BLACK
v.
POOLE et al.
27646.
Supreme Court of Georgia.
Submitted January 8, 1973. Decided February 8, 1973.Albert H. Dallas, for appellant.
Wallace H. Pilcher, for appellees.
JORDAN, Justice.
This is a dispute involving title to land. The single issue before this court is whether a document is a will or a deed. The paper on its face purports to be a warranty deed of gift from Boaz Calvin Dixon to John Hickman Black and Buford Roy Poole. It contains all of the usual clauses pertaining to a warranty deed, and is duly signed, witnessed, and recorded as a warranty deed. In addition, however, it contains the recitation that it "is a deed of gift effective upon the death of Boaz Calvin Dixon to be and belong to the party of the second part in fee simple." Relying on this clause, the appellant urges that the trial judge erred in declaring "that it is a deed effective to convey to the grantees therein the interest in said property owned and enjoyed by the grantor subject to a reservation by the grantor of a life estate in the *130 property conveyed." Held:
1. While not clear from the record, we assume from statements in the briefs and on oral presentation that facts are known disclosing that the paper would not qualify for probate as a will, even though present law requires only two witnesses. See Code § 113-301, as amended; Ga. L. 1964, Ex. Sess., p. 16 et seq.

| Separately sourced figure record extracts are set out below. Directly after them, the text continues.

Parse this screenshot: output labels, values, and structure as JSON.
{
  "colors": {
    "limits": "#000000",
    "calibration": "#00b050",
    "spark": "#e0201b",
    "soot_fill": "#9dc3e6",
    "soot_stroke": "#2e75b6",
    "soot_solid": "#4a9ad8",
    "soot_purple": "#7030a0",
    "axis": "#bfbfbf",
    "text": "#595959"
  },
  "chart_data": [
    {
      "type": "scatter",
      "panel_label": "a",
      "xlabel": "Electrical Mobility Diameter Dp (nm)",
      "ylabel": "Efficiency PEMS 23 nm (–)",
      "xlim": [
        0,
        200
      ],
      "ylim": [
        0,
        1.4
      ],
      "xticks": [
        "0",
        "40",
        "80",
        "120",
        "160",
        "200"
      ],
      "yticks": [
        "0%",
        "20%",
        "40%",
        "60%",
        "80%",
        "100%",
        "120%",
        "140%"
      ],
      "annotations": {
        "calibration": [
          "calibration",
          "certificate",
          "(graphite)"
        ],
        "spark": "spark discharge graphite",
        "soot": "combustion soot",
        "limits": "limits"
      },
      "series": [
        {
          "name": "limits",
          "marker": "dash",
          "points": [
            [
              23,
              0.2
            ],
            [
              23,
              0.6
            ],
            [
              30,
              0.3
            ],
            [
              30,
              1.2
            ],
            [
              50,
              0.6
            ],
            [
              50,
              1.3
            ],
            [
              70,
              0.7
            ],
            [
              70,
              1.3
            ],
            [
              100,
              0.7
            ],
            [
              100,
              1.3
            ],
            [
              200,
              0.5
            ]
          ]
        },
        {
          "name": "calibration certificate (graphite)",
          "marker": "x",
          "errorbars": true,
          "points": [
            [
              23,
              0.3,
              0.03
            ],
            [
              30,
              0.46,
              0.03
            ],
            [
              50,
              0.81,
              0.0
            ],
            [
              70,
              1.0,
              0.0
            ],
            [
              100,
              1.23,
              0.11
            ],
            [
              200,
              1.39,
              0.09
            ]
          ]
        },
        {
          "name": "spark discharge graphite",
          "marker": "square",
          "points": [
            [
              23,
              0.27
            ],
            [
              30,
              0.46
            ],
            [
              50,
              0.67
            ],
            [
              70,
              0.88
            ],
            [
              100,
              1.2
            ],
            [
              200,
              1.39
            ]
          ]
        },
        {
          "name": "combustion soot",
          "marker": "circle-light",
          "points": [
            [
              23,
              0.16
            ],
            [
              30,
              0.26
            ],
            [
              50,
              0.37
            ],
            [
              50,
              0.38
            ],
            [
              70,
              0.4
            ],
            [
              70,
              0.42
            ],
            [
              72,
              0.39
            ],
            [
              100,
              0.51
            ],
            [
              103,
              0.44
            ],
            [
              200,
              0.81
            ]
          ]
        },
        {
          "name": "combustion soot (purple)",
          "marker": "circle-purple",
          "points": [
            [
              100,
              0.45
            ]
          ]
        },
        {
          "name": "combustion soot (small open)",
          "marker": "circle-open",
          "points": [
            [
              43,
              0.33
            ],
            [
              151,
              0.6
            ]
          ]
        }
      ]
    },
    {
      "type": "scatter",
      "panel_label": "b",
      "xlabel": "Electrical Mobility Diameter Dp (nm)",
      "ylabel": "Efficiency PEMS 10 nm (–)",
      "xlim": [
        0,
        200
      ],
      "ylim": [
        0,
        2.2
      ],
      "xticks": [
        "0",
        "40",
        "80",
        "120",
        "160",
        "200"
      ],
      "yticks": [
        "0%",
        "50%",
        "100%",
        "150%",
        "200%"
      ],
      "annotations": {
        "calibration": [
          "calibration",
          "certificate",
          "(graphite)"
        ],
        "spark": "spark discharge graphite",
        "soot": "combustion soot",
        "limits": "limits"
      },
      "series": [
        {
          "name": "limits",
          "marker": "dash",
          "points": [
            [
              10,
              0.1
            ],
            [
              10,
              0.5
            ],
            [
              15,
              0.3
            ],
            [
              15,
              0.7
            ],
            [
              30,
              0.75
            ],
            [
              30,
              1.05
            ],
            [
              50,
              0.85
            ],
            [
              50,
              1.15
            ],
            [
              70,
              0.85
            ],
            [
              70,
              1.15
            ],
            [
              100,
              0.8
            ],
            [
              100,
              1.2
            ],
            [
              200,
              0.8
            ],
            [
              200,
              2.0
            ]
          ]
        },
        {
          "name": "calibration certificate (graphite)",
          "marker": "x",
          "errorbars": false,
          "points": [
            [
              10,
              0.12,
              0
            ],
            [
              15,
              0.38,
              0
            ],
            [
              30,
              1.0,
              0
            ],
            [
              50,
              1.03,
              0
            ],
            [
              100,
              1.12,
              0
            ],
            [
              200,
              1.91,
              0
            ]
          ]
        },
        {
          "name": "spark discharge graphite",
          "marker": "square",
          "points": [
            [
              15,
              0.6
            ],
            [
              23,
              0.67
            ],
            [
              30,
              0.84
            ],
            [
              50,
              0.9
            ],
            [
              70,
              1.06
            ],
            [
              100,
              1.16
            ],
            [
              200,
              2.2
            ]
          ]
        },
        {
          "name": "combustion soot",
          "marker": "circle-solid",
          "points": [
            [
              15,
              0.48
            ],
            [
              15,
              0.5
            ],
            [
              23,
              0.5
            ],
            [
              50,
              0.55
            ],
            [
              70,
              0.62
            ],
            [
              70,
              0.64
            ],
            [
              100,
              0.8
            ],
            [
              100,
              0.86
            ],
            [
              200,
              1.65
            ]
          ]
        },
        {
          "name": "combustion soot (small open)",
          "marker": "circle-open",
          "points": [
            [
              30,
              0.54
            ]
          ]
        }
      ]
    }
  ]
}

2. The test for the issue here involved, as it appears in our Code, "is the intention of the maker to be gathered from the whole instrument, read in the light of the surrounding circumstances. If such intention is to convey a present estate, though the possession is postponed until after his death, the instrument is a deed; if the intention is to convey an interest accruing and having effect only after his death, it is a will." Code § 113-102.
In 1900 Justice Cobb, reviewing numerous precedents in this state involving the issue of whether a paper is a will or a deed, recognized that in the earlier cases it had been the tendency of the court to declare papers purporting to be deeds testamentary in character which contained language indicative of a disposition upon death, but that at least since Moye v. Kittrell, 29 Ga. 677, involving a paper executed and recorded as a deed containing the language "said property to go into possession of said heirs at my death" the tendency had been to give the paper the construction which would make it operative as a deed. See Wynn v. Wynn, 112 Ga. 214 (37 S.E. 378). The tendency recognized in Wynn, supra, is exemplified by numerous subsequent cases. See West v. Wright, 115 Ga. 277 (41 S.E. 602), involving a deed of gift of realty, stating, "This deed to take effect at my death"; Kytle v. Kytle, 128 Ga. 387 (57 S.E. 748), a deed of gift stating "together with all the rights and privileges there unto belonging at my death forever in fee simple"; Isler v. Griffin, 134 Ga. 192 (67 S.E. 854), a deed of gift stating "to take effect from and after my *131 death and the death of my father and my mother, and not until then"; and many other similar cases.
We have carefully reviewed the holding in Gardner v. Thames, 223 Ga. 378 (154 SE2d 926), and consider that case distinguishable on its facts, specific emphasis being placed there on the fact that the paper "plainly and repeatedly states that the title shall not vest in the grantee until the grantor's death," thus eliminating any basis for determining the intention of the grantor that title would vest immediately in the grantees, as distinguished from retention of possession until death.
In our opinion the trial judge properly ruled here that the paper is a deed.
Judgment affirmed. All the Justices concur.